Sunday, June 17, 2018

Robert Kraynak: "Catholicism and the Declaration ..." Part V

Parts IIIIII, and IVThe original article. On to Part V:
In summary, the American political tradition arose from several elements mixed together over three or four centuries-Puritanism, English common law, classical republicanism, gentleman statesmanship, God-given natural rights, and the Madisonian constitutional republic. In large measure, the history of the American way of life consists in the playing out of these various traditions, with one or another predominating at different periods.

Over the long term, however, the natural rights principles of the Declaration of Independence have become the dominant tradition. Whether that predominance is for good or for ill is a matter of heated debate. While some scholars like Michael Zuckert and Thomas West think that it is a moral triumph, and others think it creates moral problems (I include· myself in this latter group), one cannot deny the correctness of Zuckert's historical analysis demonstrating the dominance of natural rights over the other traditions, creating a hegemonic Natural Rights Republic. Zuckert's proof is simple, but powerful: All of the other traditions have absorbed natural rights principles (often unaware) and have been transformed and overpowered by them. 
For example, the Puritans of colonial America, who began as staunch theocrats led by "visible Saints," gradually incorporated natural rights-social contract language and principles into their political theology. By 1744, a minister such as Elisha Williams could write a lengthy pamphlet on "The Essential Rights and Liberties of Protestants" in which he simply equates the Protestant idea of sola scriptura with Locke's right of conscience, affirming "a Christian's natural and unalienable right of private judgment in matters of religion." In similar fashion, William Blackstone's new codification of the English common law in his Commentaries on the Laws of England, which appeared in four volumes from 1765 and 1769, incorporated Lockean ideas into a common law framework. Blackstone defended traditional powers of king-in-parliament (the sovereign legislative power) and the protection of the "absolute rights" of individuals. Following along the same lines, the American founding fathers, who were quasi-aristocratic gentlemen politicians in their personal lives, dedicated themselves to regime principles based on natural rights and republicanism, rather than on aristocratic exclusivity ("the aristocrat as democrat" is how the American historian Richard Hofstadter describes Thomas Jefferson, with both accuracy and irony).

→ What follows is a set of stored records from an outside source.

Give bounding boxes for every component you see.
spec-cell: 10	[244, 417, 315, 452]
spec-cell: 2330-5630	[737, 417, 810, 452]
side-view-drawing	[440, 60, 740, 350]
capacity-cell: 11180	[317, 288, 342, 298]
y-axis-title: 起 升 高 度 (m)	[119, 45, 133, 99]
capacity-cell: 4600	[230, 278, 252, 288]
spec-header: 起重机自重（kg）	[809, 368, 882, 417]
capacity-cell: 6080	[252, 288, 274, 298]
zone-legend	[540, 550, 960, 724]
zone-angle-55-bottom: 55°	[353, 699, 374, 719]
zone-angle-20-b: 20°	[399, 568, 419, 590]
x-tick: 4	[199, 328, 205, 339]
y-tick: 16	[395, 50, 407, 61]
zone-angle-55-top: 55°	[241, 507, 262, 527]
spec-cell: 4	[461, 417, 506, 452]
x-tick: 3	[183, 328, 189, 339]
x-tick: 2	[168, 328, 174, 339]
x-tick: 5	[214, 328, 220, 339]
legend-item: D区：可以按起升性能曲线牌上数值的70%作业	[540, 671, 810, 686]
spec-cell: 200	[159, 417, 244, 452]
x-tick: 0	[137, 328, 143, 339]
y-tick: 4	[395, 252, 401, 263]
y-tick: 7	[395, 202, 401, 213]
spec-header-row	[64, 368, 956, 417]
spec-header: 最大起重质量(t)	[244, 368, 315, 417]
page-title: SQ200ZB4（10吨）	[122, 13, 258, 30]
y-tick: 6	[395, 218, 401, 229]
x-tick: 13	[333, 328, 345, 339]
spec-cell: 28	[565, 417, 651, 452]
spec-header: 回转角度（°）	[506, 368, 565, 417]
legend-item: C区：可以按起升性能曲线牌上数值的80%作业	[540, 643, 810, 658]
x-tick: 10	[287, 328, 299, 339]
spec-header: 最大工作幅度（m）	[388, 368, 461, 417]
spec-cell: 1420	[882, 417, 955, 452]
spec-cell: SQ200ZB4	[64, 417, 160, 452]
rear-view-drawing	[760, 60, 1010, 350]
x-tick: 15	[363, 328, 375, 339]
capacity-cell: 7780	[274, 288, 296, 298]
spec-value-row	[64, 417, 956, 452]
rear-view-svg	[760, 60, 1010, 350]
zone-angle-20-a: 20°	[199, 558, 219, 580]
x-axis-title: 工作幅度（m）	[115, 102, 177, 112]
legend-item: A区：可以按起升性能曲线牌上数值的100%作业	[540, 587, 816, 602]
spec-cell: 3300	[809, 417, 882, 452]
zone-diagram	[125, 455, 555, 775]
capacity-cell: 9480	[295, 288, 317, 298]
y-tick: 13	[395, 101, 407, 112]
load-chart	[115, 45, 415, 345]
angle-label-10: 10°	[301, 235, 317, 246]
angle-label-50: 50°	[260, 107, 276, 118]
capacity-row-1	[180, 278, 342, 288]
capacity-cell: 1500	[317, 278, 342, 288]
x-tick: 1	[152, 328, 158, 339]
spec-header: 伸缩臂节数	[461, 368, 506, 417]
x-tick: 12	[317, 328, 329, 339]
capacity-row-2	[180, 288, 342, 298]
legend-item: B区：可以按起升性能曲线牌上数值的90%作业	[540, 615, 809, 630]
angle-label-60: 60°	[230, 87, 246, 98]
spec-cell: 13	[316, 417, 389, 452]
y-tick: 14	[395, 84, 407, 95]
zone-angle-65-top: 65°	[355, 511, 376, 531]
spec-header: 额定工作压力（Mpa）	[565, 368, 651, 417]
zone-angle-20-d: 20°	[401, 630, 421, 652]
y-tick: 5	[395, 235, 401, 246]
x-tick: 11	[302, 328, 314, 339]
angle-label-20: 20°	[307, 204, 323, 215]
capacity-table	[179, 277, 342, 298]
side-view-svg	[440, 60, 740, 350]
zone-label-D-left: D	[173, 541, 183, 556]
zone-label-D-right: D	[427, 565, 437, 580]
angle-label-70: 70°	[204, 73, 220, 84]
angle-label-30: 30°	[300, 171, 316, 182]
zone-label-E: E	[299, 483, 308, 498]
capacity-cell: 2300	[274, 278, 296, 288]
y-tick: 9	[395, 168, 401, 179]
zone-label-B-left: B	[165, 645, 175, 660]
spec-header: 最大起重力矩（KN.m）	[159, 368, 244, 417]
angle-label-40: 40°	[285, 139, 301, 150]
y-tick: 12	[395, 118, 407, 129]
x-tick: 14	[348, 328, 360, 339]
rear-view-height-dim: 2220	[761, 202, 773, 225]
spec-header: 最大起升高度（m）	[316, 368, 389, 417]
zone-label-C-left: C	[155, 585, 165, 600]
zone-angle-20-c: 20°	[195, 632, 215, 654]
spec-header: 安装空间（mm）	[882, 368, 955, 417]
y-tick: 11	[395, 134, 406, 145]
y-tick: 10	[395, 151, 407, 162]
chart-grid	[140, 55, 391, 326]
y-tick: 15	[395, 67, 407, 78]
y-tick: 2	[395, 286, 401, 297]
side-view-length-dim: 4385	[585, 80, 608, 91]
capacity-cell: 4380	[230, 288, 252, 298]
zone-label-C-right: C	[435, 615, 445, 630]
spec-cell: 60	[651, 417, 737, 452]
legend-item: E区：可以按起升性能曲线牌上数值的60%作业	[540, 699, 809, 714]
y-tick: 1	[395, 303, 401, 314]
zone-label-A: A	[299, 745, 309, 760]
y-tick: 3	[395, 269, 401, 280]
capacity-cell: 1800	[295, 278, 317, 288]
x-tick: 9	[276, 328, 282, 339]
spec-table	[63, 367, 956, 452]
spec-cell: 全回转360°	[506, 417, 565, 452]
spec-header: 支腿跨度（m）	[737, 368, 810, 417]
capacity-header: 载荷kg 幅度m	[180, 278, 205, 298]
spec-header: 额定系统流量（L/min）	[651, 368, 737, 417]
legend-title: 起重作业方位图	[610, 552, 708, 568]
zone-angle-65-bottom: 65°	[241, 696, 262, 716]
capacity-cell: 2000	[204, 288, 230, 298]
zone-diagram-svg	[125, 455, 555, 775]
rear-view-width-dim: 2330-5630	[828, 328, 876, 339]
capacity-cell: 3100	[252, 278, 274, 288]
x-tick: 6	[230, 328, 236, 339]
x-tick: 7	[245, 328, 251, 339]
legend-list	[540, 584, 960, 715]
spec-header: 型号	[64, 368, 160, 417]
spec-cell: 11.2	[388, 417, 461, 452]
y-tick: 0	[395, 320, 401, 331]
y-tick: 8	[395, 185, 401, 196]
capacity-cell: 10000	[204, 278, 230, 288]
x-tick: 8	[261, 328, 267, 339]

Similarly, the opponents of the U.S. Constitution, the anti-Federalists, used the rhetoric of classical republicanism to state their case, appealing to the small, virtuous, participatory republics of the ancient world against the idea of the large, more centralized republic of the Federalists. Yet, the anti-Federalists finally settled on the promise of a Bill of Rights attached to the Constitution as the price of their support, indicating that their highest priority was the protection of rights. 
One may therefore conclude that the Declaration of Independence and the U.S. Constitution together ·produced the natural rights republic; and this combination of ideas has predominated over the other strands of the American political tradition (although the Lockean conception of natural rights was transformed in the nineteenth and twentieth centuries by statesmen such as Abraham Lincoln and by modern, mainly German, philosophy into the neo-Kantian human rights of present-day America).  
Note above that Dr. Kraynak told us he and others think that America's natural rights republic "creates moral problems." One of the most notable "others" includes Professor Patrick Deneen who has a new book out that touches the matter entitled, "Why Liberalism Failed." The book caught the attention of President Obama who said, "I don't agree with most of the author's conclusions, but the book offers cogent insights into the loss of meaning and community that many in the West feel, issues that liberal democracies ignore at their own peril." Likewise I don't fully share Dr. Deneen's worldview or prescriptions, but agree the book contains valuable insights.